With winter now firmly upon us, two things are bound to happen in the coming months in the Salish Sea: low pressure systems will sweep in off the Pacific Ocean bringing strong southerlies, and brisk northerlies will push down from the Fraser River Valley.

As boaters, we obviously need to keep a keen eye out for these potentially hazardous winds and to protect our boats appropriately. And if you’re out cruising this time of year — which we highly recommend — you’ll want to have some places in mind to duck in and wait out weather from any direction.

In our years spent cruising Puget Sound and the San Juan and Gulf islands throughout the short, cooler days, we always had a lot of anchorages or docks in mind to escape and hide in the event of a big blow. That being the case, I’ll share a few of those over the next few weeks and months for those out taking advantage of the amazing winter cruising in the Pacific Northwest. Our first was Blind Bay. The second was Manzanita Bay. Here’s the third:

Royal Cove, Portland Island

British Columbia’s Gulf Islands are our favorite place to cruise during the winter in the Salish Sea. There are a number of wonderful parks, anchorages, towns and cities to visit, and there is quite a bit of protection from the southerlies and southwesterlies that briskly sweep through. And of all our comfortable winter hidey-holes in the Gulfs, Portland Island’s Royal Cove is among the best when an ominous southerly is in the forecast.

Portland Island sits north of Sidney and just south of Salt Spring Island.

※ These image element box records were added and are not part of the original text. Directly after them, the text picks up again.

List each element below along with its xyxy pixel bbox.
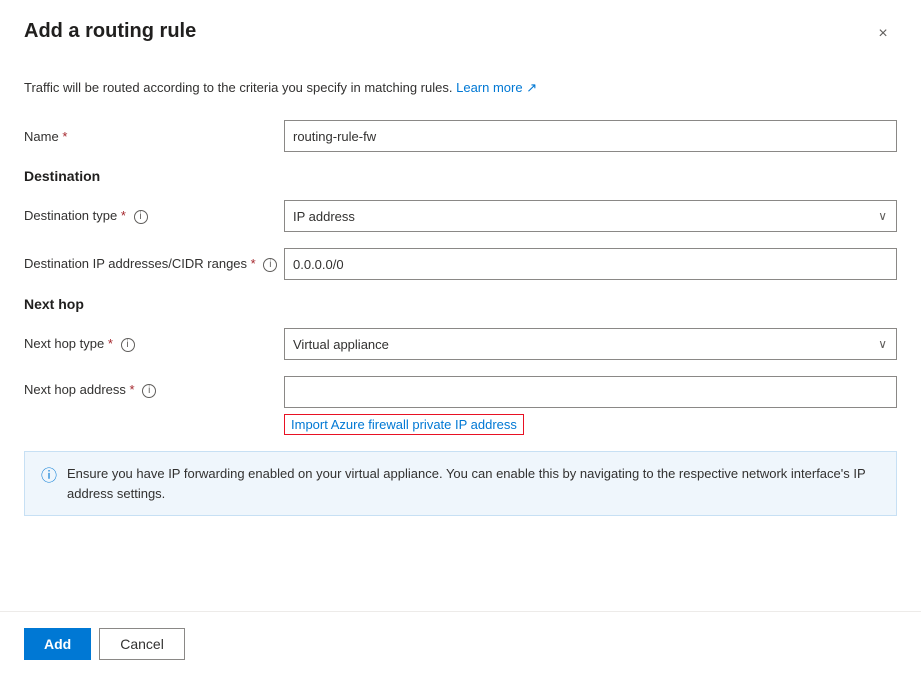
destination-ip-info-icon: i [263,258,277,272]
destination-type-select[interactable]: IP address [284,200,897,232]
destination-ip-input[interactable] [284,248,897,280]
next-hop-address-label: Next hop address * i [24,376,284,398]
next-hop-heading: Next hop [24,296,897,312]
add-button[interactable]: Add [24,628,91,660]
dialog-header: Add a routing rule × [0,0,921,64]
next-hop-address-row: Next hop address * i Import Azure firewa… [24,376,897,435]
destination-type-label: Destination type * i [24,208,284,224]
destination-type-select-wrapper: IP address [284,200,897,232]
next-hop-type-label: Next hop type * i [24,336,284,352]
next-hop-type-row: Next hop type * i Virtual appliance [24,328,897,360]
destination-type-row: Destination type * i IP address [24,200,897,232]
alert-text: Ensure you have IP forwarding enabled on… [67,464,880,503]
dialog-title: Add a routing rule [24,20,196,43]
destination-type-select-container: IP address [284,200,897,232]
next-hop-address-info-icon: i [142,384,156,398]
name-input[interactable] [284,120,897,152]
next-hop-type-info-icon: i [121,338,135,352]
ip-forwarding-alert: ⓘ Ensure you have IP forwarding enabled … [24,451,897,516]
dialog-footer: Add Cancel [0,611,921,676]
cancel-button[interactable]: Cancel [99,628,185,660]
external-link-icon: ↗ [526,80,537,95]
dialog-content: Traffic will be routed according to the … [0,64,921,611]
destination-ip-row: Destination IP addresses/CIDR ranges * i [24,248,897,280]
import-azure-firewall-link[interactable]: Import Azure firewall private IP address [284,414,524,435]
next-hop-type-select-wrapper: Virtual appliance [284,328,897,360]
alert-info-icon: ⓘ [41,465,57,489]
learn-more-link[interactable]: Learn more ↗ [456,80,537,95]
destination-ip-input-wrapper [284,248,897,280]
name-label: Name * [24,129,284,144]
next-hop-address-input-wrapper: Import Azure firewall private IP address [284,376,897,435]
next-hop-type-select[interactable]: Virtual appliance [284,328,897,360]
info-text: Traffic will be routed according to the … [24,80,897,96]
close-button[interactable]: × [869,20,897,48]
next-hop-type-select-container: Virtual appliance [284,328,897,360]
destination-heading: Destination [24,168,897,184]
name-input-wrapper [284,120,897,152]
name-row: Name * [24,120,897,152]
destination-type-info-icon: i [134,210,148,224]
next-hop-address-input[interactable] [284,376,897,408]
add-routing-rule-dialog: Add a routing rule × Traffic will be rou… [0,0,921,676]
destination-ip-label: Destination IP addresses/CIDR ranges * i [24,256,284,272]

Located on the norther tip of Portland Island and protected from the northwest by Chad Island, Royal Cove has a straightforward entrance from the north and plenty of depth in the middle. The park dinghy dock at the south end of the cove is there all winter and will put your feet onto miles of excellent hiking trails that encircle the island. A few things to note, though, are the rocks and reef to the west, shallow depths in the southeast corner of the cove and a bottom composition that can include copious amounts of kelp. Besides that, you’ll find numerous places to take a stern line to shore, which is a tactic that we highly recommend if there are other boats in this small-ish anchorage (there rarely are in the winter) or if a big southerly is coming. And this is one of the reasons we love it as hidey-hole and have used as such on so many occasions.

A rough look at where to drop the hook and then stern tie. Always be courteous and conscious of other boaters needing to stern tie as well.

Yahtzee stern-tied in Royal Cove on a not so windy day.

We’ve sat comfortably through storms that have thrown gusts in upwards of 50 knots over the island and our anchoring tactic goes like this: Drop the hook in the middle of the cove to the north and west of the park dock. Then back down towards the rocks to the west of the dock. MAKE 100% SURE the anchor is set and holding and then find a ring mounted in the rock to take a shoretie to and then back to the boat. If’ it’s really blowing a hooley and if there are no other boats in need of it, you can tie two lines to shore for extra security. We’ve done this, and slept very well. When tucked in like this, the wind streams right over the trees that are high above and behind you. It’s simply perfect, and the only movement of the boat can be that of a ferry wake from nearby Satellite Channel.